Маржанка глядела на него, словно на неодушевленную колоду.

— Говоришь, людей она умучивала? В двух шагах от меня? Видно, двери крепкие, или рты ведьма им замыкала заклятьем каким… Ничегошеньки я не слышал, кроме иной раз мерзкого хихиканья карлика, да звона тихого.

Самозванка вдруг открыла рот и холодно спросила:

— А ты внимательно посмотри в эти глаза. Ничего не припоминаешь? Не фамильные черты ищи, верно, не родственница я тебе…

Ходкевич с интересом наблюдал, как Громобой оглядывает лицо Маржанки со странным выражением на физиономии.

— Тридцать лет назад дело было, ближе к Пасхе, на дороге к мельнице. Тогда край еще в запустение не пришел, — напомнила Маржанка. — Некий молодой барчук с псарями и собаками ехал с охоты и повстречал юную богомолку, идущую в деревенскую часовню.

Жигеллон вдруг схватился за сердце и тяжело осел на подушках.

— Напомнить тебе, как собаками травил для озорства? Плетью бил? Как потом подол на голову задрал, а после, натешившись, своим псарям отдал?

— Замолчи, прошу тебя.

Маржанка безразлично отвернулась.

— Тебя я точно настигну. Жаль только, не в этот раз, все откладывала на сладкое, хотела с делами срочными разобраться, а потом уже и припомнить старый должок.

Ходкевич удивленно поднял брови, переводя взор с женщины на побледневшего пана.

— Убери ее, кавалер Ходкевич, назад, под землю, — застонал Жигеллон. — А мне вели вина подать.

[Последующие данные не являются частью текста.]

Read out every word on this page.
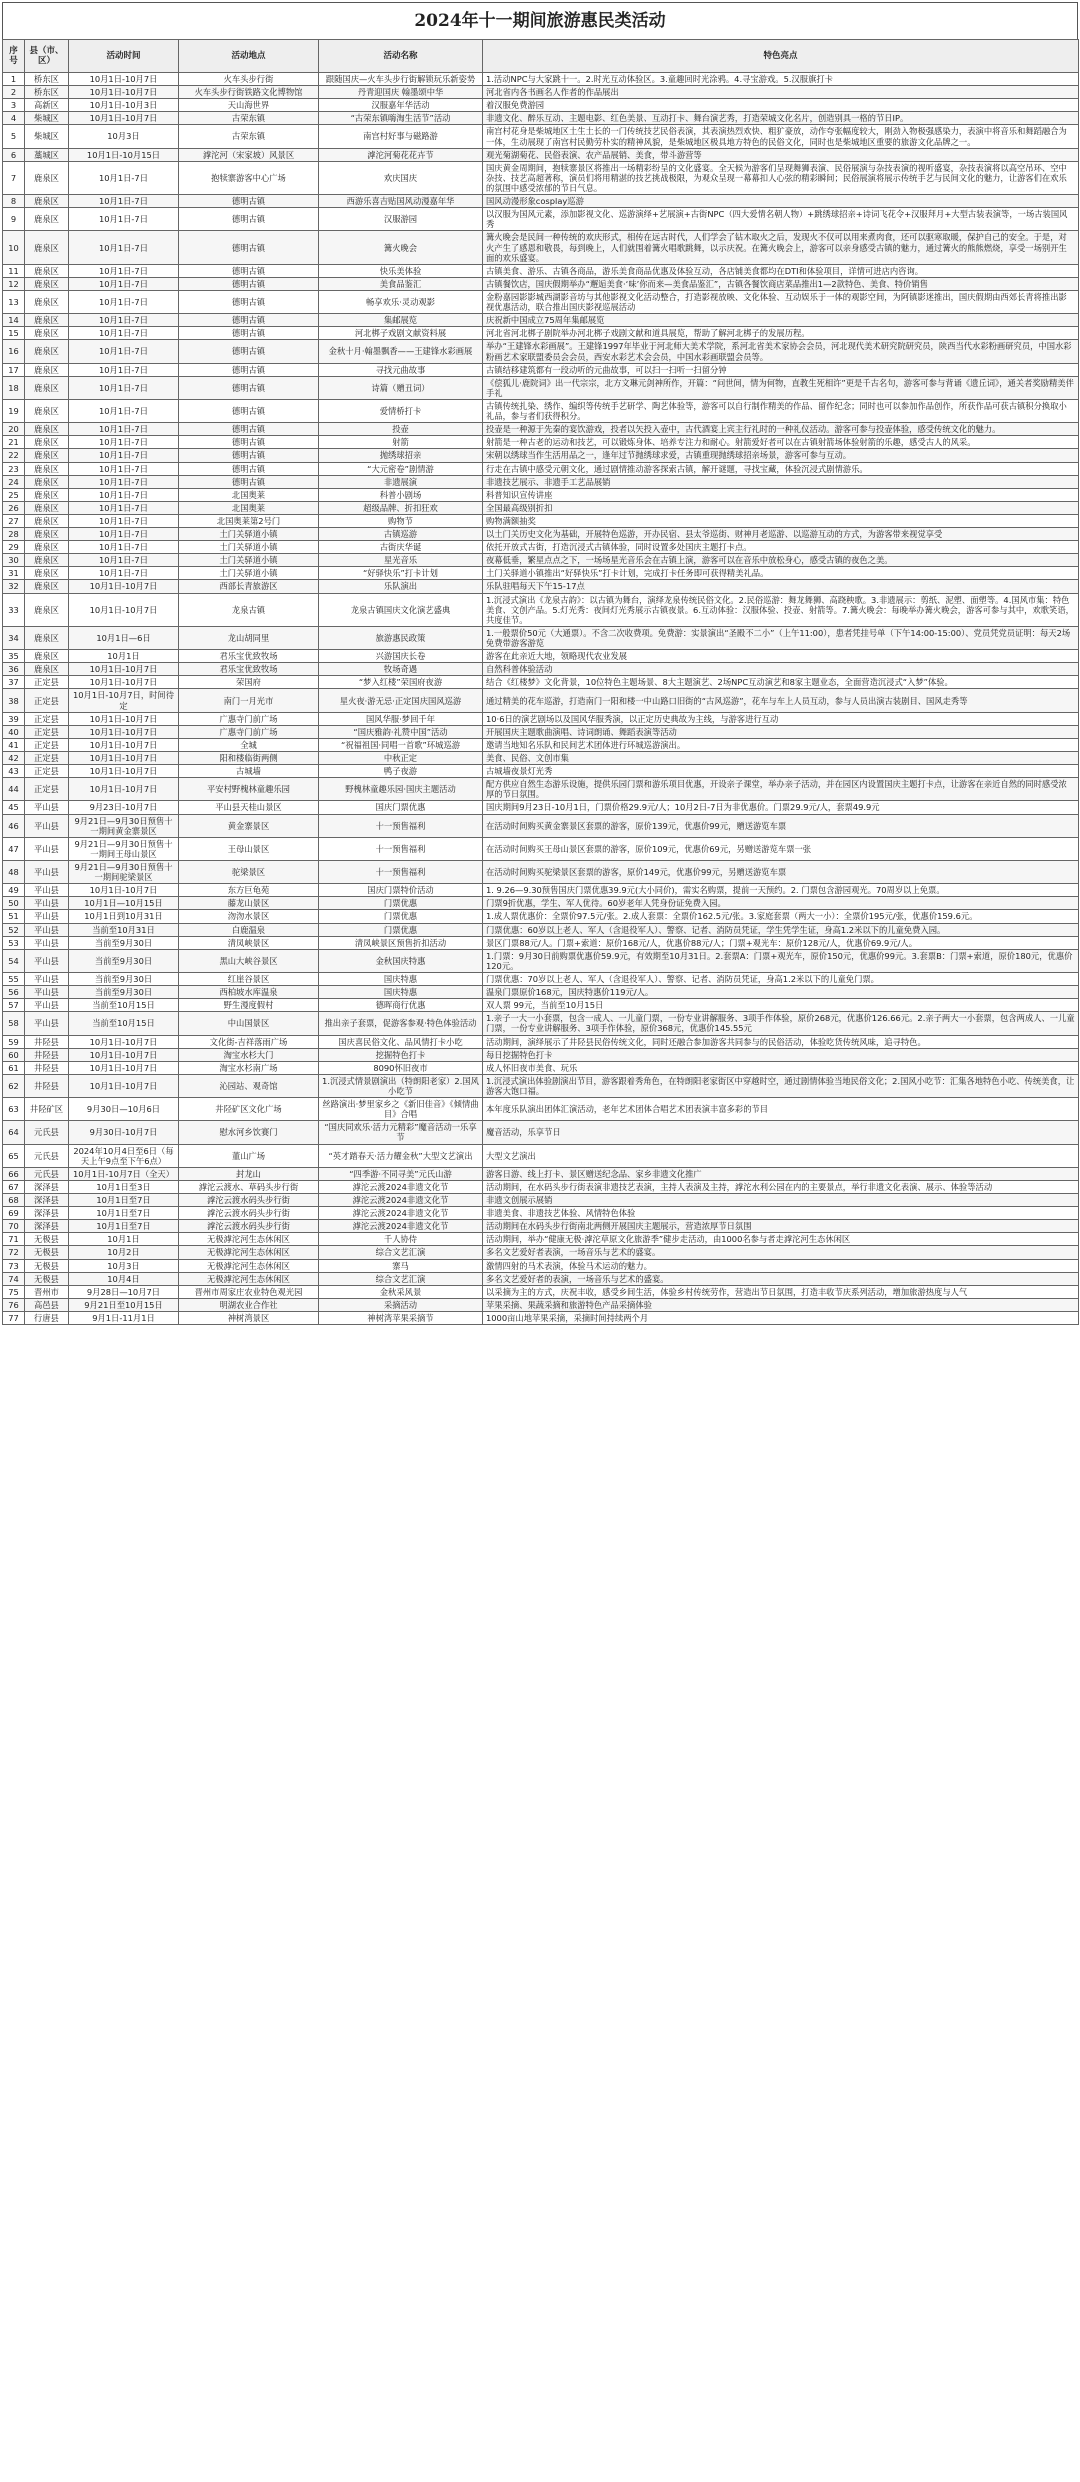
2024年十一期间旅游惠民类活动
序号	县（市、区）	活动时间	活动地点	活动名称	特色亮点
1	桥东区	10月1日-10月7日	火车头步行街	跟随国庆—火车头步行街解锁玩乐新姿势	1.活动NPC与大家跳十一。2.时光互动体验区。3.童趣回时光涂鸦。4.寻宝游戏。5.汉服旗打卡
2	桥东区	10月1日-10月7日	火车头步行街铁路文化博物馆	丹青迎国庆 翰墨颂中华	河北省内各书画名人作者的作品展出
3	高新区	10月1日-10月3日	天山海世界	汉服嘉年华活动	着汉服免费游园
4	柴城区	10月1日-10月7日	古荣东镇	“古荣东镇嗨淘生活节”活动	非遗文化、醉乐互动、主题电影、红色美景、互动打卡、舞台演艺秀，打造荣城文化名片，创造别具一格的节日IP。
5	柴城区	10月3日	古荣东镇	南宫村好事与磁路游	南宫村花身是柴城地区土生土长的一门传统技艺民俗表演，其表演热烈欢快、粗犷豪放，动作夸张幅度较大，刚劲入物极强感染力，表演中将音乐和舞蹈融合为一体，生动展现了南宫村民勤劳朴实的精神风貌，是柴城地区极具地方特色的民俗文化，同时也是柴城地区重要的旅游文化品牌之一。
6	藁城区	10月1日-10月15日	滹沱河（宋家坡）风景区	滹沱河菊花花卉节	观光菊湖菊花、民俗表演、农产品展销、美食，带斗游营等
7	鹿泉区	10月1日-7日	抱犊寨游客中心广场	欢庆国庆	国庆黄金周期间，抱犊寨景区将推出一场精彩纷呈的文化盛宴。全天候为游客们呈现舞狮表演、民俗展演与杂技表演的视听盛宴，杂技表演将以高空吊环、空中杂技、技艺高超著称，演员们将用精湛的技艺挑战极限，为观众呈现一幕幕扣人心弦的精彩瞬间；民俗展演将展示传统手艺与民间文化的魅力，让游客们在欢乐的氛围中感受浓郁的节日气息。
8	鹿泉区	10月1日-7日	德明古镇	西游乐喜吉贴国风动漫嘉年华	国风动漫形象cosplay巡游
9	鹿泉区	10月1日-7日	德明古镇	汉服游园	以汉服为国风元素，添加影视文化、巡游演绎+艺展演+古街NPC（四大爱情名朝人物）+跳绣球招亲+诗词飞花令+汉服拜月+大型古装表演等，一场古装国风秀
10	鹿泉区	10月1日-7日	德明古镇	篝火晚会	篝火晚会是民间一种传统的欢庆形式，相传在远古时代，人们学会了钻木取火之后，发现火不仅可以用来煮肉食，还可以驱寒取暖，保护自己的安全。于是，对火产生了感恩和敬畏，每到晚上，人们就围着篝火唱歌跳舞，以示庆祝。在篝火晚会上，游客可以亲身感受古镇的魅力，通过篝火的熊熊燃烧，享受一场别开生面的欢乐盛宴。
11	鹿泉区	10月1日-7日	德明古镇	快乐美体验	古镇美食、游乐、古镇各商品，游乐美食商品优惠及体验互动，各店铺美食都均在DTI和体验项目，详情可进店内咨询。
12	鹿泉区	10月1日-7日	德明古镇	美食品鉴汇	古镇餐饮店，国庆假期举办“邂逅美食·‘味’你而来—美食品鉴汇”，古镇各餐饮商店菜品推出1—2款特色、美食、特价销售
13	鹿泉区	10月1日-7日	德明古镇	畅享欢乐·灵动观影	金粉嘉园影影城西湖影音坊与其他影视文化活动整合，打造影视放映、文化体验、互动娱乐于一体的观影空间，为阿镇影迷推出，国庆假期由西郊长青将推出影视优惠活动，联合推出国庆影视巡展活动
14	鹿泉区	10月1日-7日	德明古镇	集邮展览	庆祝新中国成立75周年集邮展览
15	鹿泉区	10月1日-7日	德明古镇	河北梆子戏剧文献资料展	河北省河北梆子剧院举办河北梆子戏剧文献和道具展览，帮助了解河北梆子的发展历程。
16	鹿泉区	10月1日-7日	德明古镇	金秋十月·翰墨飘香——王建锋水彩画展	举办“王建锋水彩画展”。王建锋1997年毕业于河北师大美术学院，系河北省美术家协会会员，河北现代美术研究院研究员，陕西当代水彩粉画研究员，中国水彩粉画艺术家联盟委员会会员，西安水彩艺术会会员，中国水彩画联盟会员等。
17	鹿泉区	10月1日-7日	德明古镇	寻找元曲故事	古镇结移建筑都有一段动听的元曲故事，可以扫一扫听一扫留分钟
18	鹿泉区	10月1日-7日	德明古镇	诗篇（赠丑词）	《偿狐儿·鹿院词》出一代宗宗，北方文琳元剑神所作，开篇：“问世间，情为何物，直教生死相许”更是千古名句，游客可参与背诵《遗丘词》，通关者奖励精美伴手礼
19	鹿泉区	10月1日-7日	德明古镇	爱情桥打卡	古镇传统扎染、绣作、编织等传统手艺研学、陶艺体验等，游客可以自行制作精美的作品、留作纪念；同时也可以参加作品创作，所获作品可获古镇积分换取小礼品，参与者们获得积分。
20	鹿泉区	10月1日-7日	德明古镇	投壶	投壶是一种源于先秦的宴饮游戏，投者以矢投入壶中，古代酒宴上宾主行礼时的一种礼仪活动。游客可参与投壶体验，感受传统文化的魅力。
21	鹿泉区	10月1日-7日	德明古镇	射箭	射箭是一种古老的运动和技艺，可以锻炼身体、培养专注力和耐心。射箭爱好者可以在古镇射箭场体验射箭的乐趣，感受古人的风采。
22	鹿泉区	10月1日-7日	德明古镇	抛绣球招亲	宋朝以绣球当作生活用品之一，逢年过节抛绣球求爱，古镇重现抛绣球招亲场景，游客可参与互动。
23	鹿泉区	10月1日-7日	德明古镇	“大元密卷”剧情游	行走在古镇中感受元朝文化，通过剧情推动游客探索古镇，解开谜题，寻找宝藏，体验沉浸式剧情游乐。
24	鹿泉区	10月1日-7日	德明古镇	非遗展演	非遗技艺展示、非遗手工艺品展销
25	鹿泉区	10月1日-7日	北国奥莱	科普小剧场	科普知识宣传讲座
26	鹿泉区	10月1日-7日	北国奥莱	超级品牌、折扣狂欢	全国最高级别折扣
27	鹿泉区	10月1日-7日	北国奥莱第2号门	购物节	购物满额抽奖
28	鹿泉区	10月1日-7日	土门关驿道小镇	古镇巡游	以土门关历史文化为基础，开展特色巡游，开办民宿、县太爷巡街、财神月老巡游、以巡游互动的方式，为游客带来视觉享受
29	鹿泉区	10月1日-7日	土门关驿道小镇	古街庆华诞	依托开放式古街，打造沉浸式古镇体验，同时设置多处国庆主题打卡点。
30	鹿泉区	10月1日-7日	土门关驿道小镇	星光音乐	夜幕低垂，繁星点点之下，一场场星光音乐会在古镇上演，游客可以在音乐中放松身心，感受古镇的夜色之美。
31	鹿泉区	10月1日-7日	土门关驿道小镇	“好驿快乐”打卡计划	土门关驿道小镇推出“好驿快乐”打卡计划，完成打卡任务即可获得精美礼品。
32	鹿泉区	10月1日-10月7日	西部长青旅游区	乐队演出	乐队驻唱每天下午15-17点
33	鹿泉区	10月1日-10月7日	龙泉古镇	龙泉古镇国庆文化演艺盛典	1.沉浸式演出《龙泉古韵》：以古镇为舞台，演绎龙泉传统民俗文化。2.民俗巡游：舞龙舞狮、高跷秧歌。3.非遗展示：剪纸、泥塑、面塑等。4.国风市集：特色美食、文创产品。5.灯光秀：夜间灯光秀展示古镇夜景。6.互动体验：汉服体验、投壶、射箭等。7.篝火晚会：每晚举办篝火晚会，游客可参与其中，欢歌笑语，共度佳节。
34	鹿泉区	10月1日—6日	龙山胡同里	旅游惠民政策	1.一般票价50元（大通票）。不含二次收费项。免费游：实景演出“圣殿不二小”（上午11:00），患者凭挂号单（下午14:00-15:00）、党员凭党员证明：每天2场免费带游客游览
35	鹿泉区	10月1日	君乐宝优致牧场	兴游国庆长卷	游客在此亲近大地，领略现代农业发展
36	鹿泉区	10月1日-10月7日	君乐宝优致牧场	牧场奇遇	自然科普体验活动
37	正定县	10月1日-10月7日	荣国府	“梦入红楼”荣国府夜游	结合《红楼梦》文化背景，10位特色主题场景、8大主题演艺、2场NPC互动演艺和8家主题业态，全面营造沉浸式“入梦”体验。
38	正定县	10月1日-10月7日，时间待定	南门一月光市	星火夜·游无忌·正定国庆国风巡游	通过精美的花车巡游，打造南门一阳和楼一中山路口旧街的“古风巡游”，花车与车上人员互动，参与人员出演古装剧目、国风走秀等
39	正定县	10月1日-10月7日	广惠寺门前广场	国风华服·梦回千年	10·6日的演艺剧场以及国风华服秀演，以正定历史典故为主线，与游客进行互动
40	正定县	10月1日-10月7日	广惠寺门前广场	“国庆雅韵·礼赞中国”活动	开展国庆主题歌曲演唱、诗词朗诵、舞蹈表演等活动
41	正定县	10月1日-10月7日	全城	“祝福祖国·同唱一首歌”环城巡游	邀请当地知名乐队和民间艺术团体进行环城巡游演出。
42	正定县	10月1日-10月7日	阳和楼临街两侧	中秋正定	美食、民俗、文创市集
43	正定县	10月1日-10月7日	古城墙	鸭子夜游	古城墙夜景灯光秀
44	正定县	10月1日-10月7日	平安村野槐林童趣乐园	野槐林童趣乐园·国庆主题活动	配方供应自然生态游乐设施，提供乐园门票和游乐项目优惠，开设亲子课堂，举办亲子活动，并在园区内设置国庆主题打卡点，让游客在亲近自然的同时感受浓厚的节日氛围。
45	平山县	9月23日-10月7日	平山县天桂山景区	国庆门票优惠	国庆期间9月23日-10月1日，门票价格29.9元/人；10月2日-7日为非优惠价。门票29.9元/人，套票49.9元
46	平山县	9月21日—9月30日预售十一期间黄金寨景区	黄金寨景区	十一预售福利	在活动时间购买黄金寨景区套票的游客，原价139元，优惠价99元，赠送游览车票
47	平山县	9月21日—9月30日预售十一期间王母山景区	王母山景区	十一预售福利	在活动时间购买王母山景区套票的游客，原价109元，优惠价69元，另赠送游览车票一张
48	平山县	9月21日—9月30日预售十一期间驼梁景区	驼梁景区	十一预售福利	在活动时间购买驼梁景区套票的游客，原价149元，优惠价99元，另赠送游览车票
49	平山县	10月1日-10月7日	东方巨龟苑	国庆门票特价活动	1. 9.26—9.30预售国庆门票优惠39.9元(大小同价)，需实名购票，提前一天预约。2. 门票包含游园观光。70周岁以上免票。
50	平山县	10月1日—10月15日	藤龙山景区	门票优惠	门票9折优惠，学生、军人优待。60岁老年人凭身份证免费入园。
51	平山县	10月1日到10月31日	沕沕水景区	门票优惠	1.成人票优惠价：全票价97.5元/张。2.成人套票：全票价162.5元/张。3.家庭套票（两大一小）：全票价195元/张，优惠价159.6元。
52	平山县	当前至10月31日	白鹿温泉	门票优惠	门票优惠：60岁以上老人、军人（含退役军人）、警察、记者、消防员凭证，学生凭学生证，身高1.2米以下的儿童免费入园。
53	平山县	当前至9月30日	清凤峡景区	清凤峡景区预售折扣活动	景区门票88元/人。门票+索道：原价168元/人，优惠价88元/人；门票+观光车：原价128元/人，优惠价69.9元/人。
54	平山县	当前至9月30日	黑山大峡谷景区	金秋国庆特惠	1.门票：9月30日前购票优惠价59.9元，有效期至10月31日。2.套票A：门票+观光车，原价150元，优惠价99元。3.套票B：门票+索道，原价180元，优惠价120元。
55	平山县	当前至9月30日	红崖谷景区	国庆特惠	门票优惠：70岁以上老人、军人（含退役军人）、警察、记者、消防员凭证，身高1.2米以下的儿童免门票。
56	平山县	当前至9月30日	西柏坡水库温泉	国庆特惠	温泉门票原价168元，国庆特惠价119元/人。
57	平山县	当前至10月15日	野生漫度假村	德晖商行优惠	双人票 99元，当前至10月15日
58	平山县	当前至10月15日	中山国景区	推出亲子套票，促游客参观·特色体验活动	1.亲子一大一小套票，包含一成人、一儿童门票，一份专业讲解服务、3项手作体验，原价268元，优惠价126.66元。2.亲子两大一小套票，包含两成人、一儿童门票，一份专业讲解服务、3项手作体验，原价368元，优惠价145.55元
59	井陉县	10月1日-10月7日	文化街-吉祥落雨广场	国庆喜民俗文化、品风情打卡小吃	活动期间，演绎展示了井陉县民俗传统文化，同时还融合参加游客共同参与的民俗活动，体验吃货传统风味，追寻特色。
60	井陉县	10月1日-10月7日	淘宝水杉大门	挖掘特色打卡	每日挖掘特色打卡
61	井陉县	10月1日-10月7日	淘宝水杉南广场	8090怀旧夜市	成人怀旧夜市美食、玩乐
62	井陉县	10月1日-10月7日	沁园站、观奇馆	1.沉浸式情景剧演出（特朗阳老家）2.国风小吃节	1.沉浸式演出体验剧演出节目，游客跟着秀角色，在特朗阳老家街区中穿越时空，通过剧情体验当地民俗文化；2.国风小吃节：汇集各地特色小吃、传统美食，让游客大饱口福。
63	井陉矿区	9月30日—10月6日	井陉矿区文化广场	丝路演出·梦里家乡之《新旧佳音》《倾情曲目》合唱	本年度乐队演出团体汇演活动，老年艺术团体合唱艺术团表演丰富多彩的节目
64	元氏县	9月30日-10月7日	慰水河乡饮赛门	“国庆同欢乐·活力元精彩”魔音活动一乐享节	魔音活动，乐享节日
65	元氏县	2024年10月4日至6日（每天上午9点至下午6点）	董山广场	“英才踏春天·活力耀金秋”大型文艺演出	大型文艺演出
66	元氏县	10月1日-10月7日（全天）	封龙山	“四季游·不同寻美”元氏山游	游客日游、线上打卡、景区赠送纪念品、家乡非遗文化推广
67	深泽县	10月1日至3日	滹沱云渡水、草码头步行街	滹沱云渡2024非遗文化节	活动期间，在水码头步行街表演非遗技艺表演，主持人表演及主持，滹沱水利公园在内的主要景点，举行非遗文化表演、展示、体验等活动
68	深泽县	10月1日至7日	滹沱云渡水码头步行街	滹沱云渡2024非遗文化节	非遗文创展示展销
69	深泽县	10月1日至7日	滹沱云渡水码头步行街	滹沱云渡2024非遗文化节	非遗美食、非遗技艺体验、风情特色体验
70	深泽县	10月1日至7日	滹沱云渡水码头步行街	滹沱云渡2024非遗文化节	活动期间在水码头步行街南北两侧开展国庆主题展示，营造浓厚节日氛围
71	无极县	10月1日	无极滹沱河生态休闲区	千人协侍	活动期间，举办“健康无极·滹沱草原文化旅游季”健步走活动，由1000名参与者走滹沱河生态休闲区
72	无极县	10月2日	无极滹沱河生态休闲区	综合文艺汇演	多名文艺爱好者表演，一场音乐与艺术的盛宴。
73	无极县	10月3日	无极滹沱河生态休闲区	寨马	激情四射的马术表演，体验马术运动的魅力。
74	无极县	10月4日	无极滹沱河生态休闲区	综合文艺汇演	多名文艺爱好者的表演，一场音乐与艺术的盛宴。
75	晋州市	9月28日—10月7日	晋州市周家庄农业特色观光园	金秋采风景	以采摘为主的方式，庆祝丰收，感受乡间生活，体验乡村传统劳作，营造出节日氛围，打造丰收节庆系列活动，增加旅游热度与人气
76	高邑县	9月21日至10月15日	明湖农业合作社	采摘活动	苹果采摘、果蔬采摘和旅游特色产品采摘体验
77	行唐县	9月1日-11月1日	神树湾景区	神树湾苹果采摘节	1000亩山地苹果采摘，采摘时间持续两个月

Маржанка повернулась и вышла, словно и не замечая, как гусарская латная рукавица вцепилась в ее руку повыше локтя. Простучали сапоги конвоиров, хлопнула внизу дверь.

— И что все это значит, сударь мой? — отважился спросить Ходкевич.

— Прошлое всегда нас нагоняет, — пустыми глазами уставившись в потолок, изрек Громобой. — Беспутным юношей я был, бес крутил душой, как хотел. Всякое случалось. А когда на поле брани клюнула татарская стрела не в сердце, а в крестик нательный, кинулся я грехи замаливать. Взял обет никогда к женщинам не прикасаться, защищать земли христианские. Так и жил, позабыв призраки нечистой совести. Видно плохо молился, не получил полного избавления.

Ходкевич покачал головой.

— Господь тебе судья, пан. Только на суде не выплывет ли вся эта история? Ведьму-то крепко допрашивать будут.

— Мнится мне, — заметил Жигеллон, делая изрядный глоток и не чувствуя винного вкуса, — не будет никакого суда.